1.3 Une production en repli en volume mais stable en valeur
Les données PRODCOM confirment ce diagnostic du côté de la production intra-européenne :
| Indicateur | Début de période | Fin de période | Variation |
|---|---|---|---|
| Production (kg) | 550,0 M | 475,9 M | −13,5 % |
| Valeur de production (€) | 841,6 M | 873,9 M | +3,8 % |
La production a donc baissé en volume tout en maintenant sa valeur, ce qui reflète une montée en gamme ou une inflation des coûts (production).
1.4 Les importations n'ont que modestement compensé
Du côté des importations, la hausse est réelle mais modérée en volume :
| Indicateur | 2015 | 2025 | Variation |
|---|---|---|---|
| Valeur importée (M€) | 191,4 | 243,6 | +27,3 % |
| Volume importé (kt) | 126,9 | 145,5 | +14,7 % |
| Prix moyen import (€/t) | 1 509 | 1 674 | +10,9 % |
Les importations ont progressé de 18 600 tonnes en volume, soit un gain net bien inférieur à la perte côté exportations. Le taux de dépendance nette aux importations reste faible (2,8 % en 2025), mais il a oscillé entre −25,8 % et +13,6 % au cours de la période, signalant une instabilité sous-jacente.
2. Une profonde réorientation géographique des échanges
2.1 La montée en puissance de la Chine comme fournisseur
L'évolution la plus spectaculaire côté importations est la progression de la Chine :
| Partenaire | Import 2015 (M€) | Import 2025 (M€) | Variation |
|---|---|---|---|
| États-Unis | 56,5 | 73,8 | +30,6 % |
| Chine | 5,1 | 46,1 | +800,7 % |
| Arabie saoudite | 5,1 | 17,3 | +242,3 % |
| Corée du Sud | 35,3 | 37,0 | +5,0 % |
| Afrique du Sud | 23,3 | 25,7 | +10,2 % |
| Royaume-Uni | 11,7 | 1,6 | −86,5 % |
| Fédération de Russie | 10,8 | 4,5 | −58,5 % |
La Chine est ainsi passée d'un fournisseur marginal (5,1 M€) au deuxième rang des partenaires d'importation de l'UE, avec une valeur multipliée par neuf (partenaires par valeur).
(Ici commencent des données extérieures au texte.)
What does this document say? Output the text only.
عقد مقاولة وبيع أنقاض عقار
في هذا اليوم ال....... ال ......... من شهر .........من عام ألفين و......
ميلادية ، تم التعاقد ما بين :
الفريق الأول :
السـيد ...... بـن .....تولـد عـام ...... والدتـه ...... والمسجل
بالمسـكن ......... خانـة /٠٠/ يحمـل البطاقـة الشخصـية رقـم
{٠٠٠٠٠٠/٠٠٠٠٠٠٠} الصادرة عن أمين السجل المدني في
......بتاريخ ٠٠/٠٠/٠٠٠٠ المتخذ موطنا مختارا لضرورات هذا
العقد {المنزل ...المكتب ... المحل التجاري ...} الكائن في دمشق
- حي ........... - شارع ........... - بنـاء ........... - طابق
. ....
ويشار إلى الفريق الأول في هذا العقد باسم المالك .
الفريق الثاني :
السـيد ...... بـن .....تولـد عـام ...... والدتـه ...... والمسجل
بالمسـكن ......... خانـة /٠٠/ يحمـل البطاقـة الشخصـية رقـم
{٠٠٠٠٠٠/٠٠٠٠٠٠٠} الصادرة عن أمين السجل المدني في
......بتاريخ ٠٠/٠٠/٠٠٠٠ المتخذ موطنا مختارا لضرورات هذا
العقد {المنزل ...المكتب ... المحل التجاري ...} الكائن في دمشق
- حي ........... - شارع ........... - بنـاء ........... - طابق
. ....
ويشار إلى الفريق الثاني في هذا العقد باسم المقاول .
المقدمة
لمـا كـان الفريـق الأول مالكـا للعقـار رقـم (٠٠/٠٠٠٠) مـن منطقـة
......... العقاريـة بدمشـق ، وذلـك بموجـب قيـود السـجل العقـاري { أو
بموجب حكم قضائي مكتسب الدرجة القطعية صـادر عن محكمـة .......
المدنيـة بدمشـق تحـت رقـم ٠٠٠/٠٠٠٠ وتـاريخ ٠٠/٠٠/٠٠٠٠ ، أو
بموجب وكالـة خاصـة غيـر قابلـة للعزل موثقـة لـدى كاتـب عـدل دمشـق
L'Arabie saoudite confirme quant à elle l'émergence du Golfe comme pôle fournisseur de produits chimiques de base. Ces dynamiques s'inscrivent dans le contexte plus large de l'expansion des capacités pétrochimiques en Asie et au Moyen-Orient.
2.2 Le recul des partenaires historiques européens
Le Royaume-Uni, qui constituait une source importante d'importations pour l'UE (11,7 M€ en 2015), a vu ses livraisons vers le continent s'effondrer de 86,5 %. Ce recul, amorcé dès avant 2021, coïncide avec les effets combinés du Brexit et de la restructuration des chaînes d'approvisionnement intra-européennes. De même, les importations en provenance de Russie ont chuté de 58,5 %, reflétant les sanctions et les perturbations géopolitiques post-2022.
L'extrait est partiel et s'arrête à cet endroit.